大阪市がこのほど、昨年11月23日から12月2日にかけて行われた社会実験について、検証結果を取りまとめた。
なんば駅周辺の空間再編後のイメージを具体化し、交通荷さばきの運用や歩行者空間の利活用検証のため、大阪市や南海電鉄、地元商店街が協力し実施した同実験。高島屋大阪店となんばマルイの間の「なんば駅前広場」を取り囲む北側の東行き2車線道路、南側の西行き2車線道路をともに封鎖し、同エリアを歩行者天国にした。既存のタクシー乗り場も同駅西側に移し、空いた場所にテーブルやイスを設置して憩いの空間へと切り替えた。
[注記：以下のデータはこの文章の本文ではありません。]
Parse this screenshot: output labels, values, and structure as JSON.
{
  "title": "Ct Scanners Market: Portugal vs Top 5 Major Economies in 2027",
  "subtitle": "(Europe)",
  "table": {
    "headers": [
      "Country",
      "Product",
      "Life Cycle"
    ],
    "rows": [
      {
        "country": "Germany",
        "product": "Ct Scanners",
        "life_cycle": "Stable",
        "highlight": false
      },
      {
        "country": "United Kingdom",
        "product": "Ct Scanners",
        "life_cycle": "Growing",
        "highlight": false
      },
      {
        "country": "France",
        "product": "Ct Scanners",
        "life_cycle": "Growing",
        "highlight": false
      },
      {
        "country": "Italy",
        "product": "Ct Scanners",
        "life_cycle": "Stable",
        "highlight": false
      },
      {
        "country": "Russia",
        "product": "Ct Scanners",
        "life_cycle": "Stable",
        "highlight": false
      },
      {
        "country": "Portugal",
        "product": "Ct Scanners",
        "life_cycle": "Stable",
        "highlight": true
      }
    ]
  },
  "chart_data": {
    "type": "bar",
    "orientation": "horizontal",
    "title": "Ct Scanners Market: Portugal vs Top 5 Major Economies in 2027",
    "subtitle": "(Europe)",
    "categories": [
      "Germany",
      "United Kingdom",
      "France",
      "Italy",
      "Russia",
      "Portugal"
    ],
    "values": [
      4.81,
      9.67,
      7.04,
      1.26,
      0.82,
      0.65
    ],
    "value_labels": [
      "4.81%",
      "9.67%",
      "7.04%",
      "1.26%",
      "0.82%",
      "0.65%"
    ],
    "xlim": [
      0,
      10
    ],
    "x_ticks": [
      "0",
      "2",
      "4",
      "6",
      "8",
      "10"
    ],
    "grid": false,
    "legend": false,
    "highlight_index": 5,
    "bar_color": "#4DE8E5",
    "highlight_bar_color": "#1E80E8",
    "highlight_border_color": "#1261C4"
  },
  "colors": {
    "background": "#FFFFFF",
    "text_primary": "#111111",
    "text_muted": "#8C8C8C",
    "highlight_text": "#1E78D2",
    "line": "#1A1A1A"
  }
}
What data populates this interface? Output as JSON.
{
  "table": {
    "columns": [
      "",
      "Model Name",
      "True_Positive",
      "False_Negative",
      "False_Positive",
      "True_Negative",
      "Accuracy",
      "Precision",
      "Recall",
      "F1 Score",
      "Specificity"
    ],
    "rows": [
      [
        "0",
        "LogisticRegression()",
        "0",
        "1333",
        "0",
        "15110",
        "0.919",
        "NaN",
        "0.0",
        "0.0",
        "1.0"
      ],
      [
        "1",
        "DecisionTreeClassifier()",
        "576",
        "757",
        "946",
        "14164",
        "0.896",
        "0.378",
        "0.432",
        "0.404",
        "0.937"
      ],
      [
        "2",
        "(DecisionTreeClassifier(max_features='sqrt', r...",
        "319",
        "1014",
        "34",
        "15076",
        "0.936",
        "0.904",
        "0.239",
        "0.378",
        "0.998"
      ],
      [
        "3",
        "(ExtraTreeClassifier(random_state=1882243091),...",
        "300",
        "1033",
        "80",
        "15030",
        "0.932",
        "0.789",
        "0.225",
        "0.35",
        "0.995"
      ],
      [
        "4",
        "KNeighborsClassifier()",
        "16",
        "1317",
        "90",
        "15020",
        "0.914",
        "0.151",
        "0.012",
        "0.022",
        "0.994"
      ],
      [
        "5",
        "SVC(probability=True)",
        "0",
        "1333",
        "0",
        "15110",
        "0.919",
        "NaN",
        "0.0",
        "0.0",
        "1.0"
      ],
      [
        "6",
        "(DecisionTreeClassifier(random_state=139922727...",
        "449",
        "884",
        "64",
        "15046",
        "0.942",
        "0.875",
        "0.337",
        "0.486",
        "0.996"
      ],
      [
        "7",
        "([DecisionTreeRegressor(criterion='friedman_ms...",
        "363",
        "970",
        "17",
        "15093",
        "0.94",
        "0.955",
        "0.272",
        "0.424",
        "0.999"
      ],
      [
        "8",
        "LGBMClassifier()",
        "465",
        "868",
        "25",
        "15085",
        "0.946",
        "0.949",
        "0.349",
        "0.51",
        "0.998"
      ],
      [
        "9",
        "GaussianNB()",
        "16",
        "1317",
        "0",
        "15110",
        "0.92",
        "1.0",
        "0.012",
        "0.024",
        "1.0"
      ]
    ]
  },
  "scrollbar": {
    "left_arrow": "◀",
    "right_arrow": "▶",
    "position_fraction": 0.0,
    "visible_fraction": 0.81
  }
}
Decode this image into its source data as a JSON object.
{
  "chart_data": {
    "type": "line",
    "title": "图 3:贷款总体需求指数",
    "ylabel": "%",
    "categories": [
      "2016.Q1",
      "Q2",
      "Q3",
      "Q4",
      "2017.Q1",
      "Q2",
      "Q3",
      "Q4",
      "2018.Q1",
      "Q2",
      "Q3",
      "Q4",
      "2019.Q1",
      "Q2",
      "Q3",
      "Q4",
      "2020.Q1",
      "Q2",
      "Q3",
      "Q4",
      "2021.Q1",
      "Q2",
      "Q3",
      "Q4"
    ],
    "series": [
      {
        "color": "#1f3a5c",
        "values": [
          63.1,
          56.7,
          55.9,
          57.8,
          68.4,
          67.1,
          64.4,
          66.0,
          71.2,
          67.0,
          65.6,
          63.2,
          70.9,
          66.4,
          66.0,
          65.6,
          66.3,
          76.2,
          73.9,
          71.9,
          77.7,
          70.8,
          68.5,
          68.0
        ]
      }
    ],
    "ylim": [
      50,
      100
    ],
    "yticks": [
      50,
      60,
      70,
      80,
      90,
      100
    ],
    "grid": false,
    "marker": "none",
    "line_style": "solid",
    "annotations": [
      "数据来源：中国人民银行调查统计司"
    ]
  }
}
期間中に実施したアンケートには約900人が回答。「将来、この広場を歩行者のための空間に改造することについてどう思うか」という質問に対しては、9割以上の人が賛同する結果となった。通常時として比較して高齢者や子ども、女性の滞留時間が増え、人目の行き届く安全な空間であることや、車の通りがなく、歩行者が安全に通行できたことなどが好意的に受け止められた。一方で周辺事業者からの賛同は6割程度に留まり、「周辺店舗の営業に支障が出ている」「ハード整備だけでは魅力に感じない」と課題が残る結果となった。
なんば駅前広場を歩行者天国にしたことによる交通影響については、周辺の交通量が増えたものの、特に大きな混雑はなかったとしている。放置自転車台数の変動は小さく、同駅前広場、なんさん通り南北通り、パークス通りに放置自転車が多かった。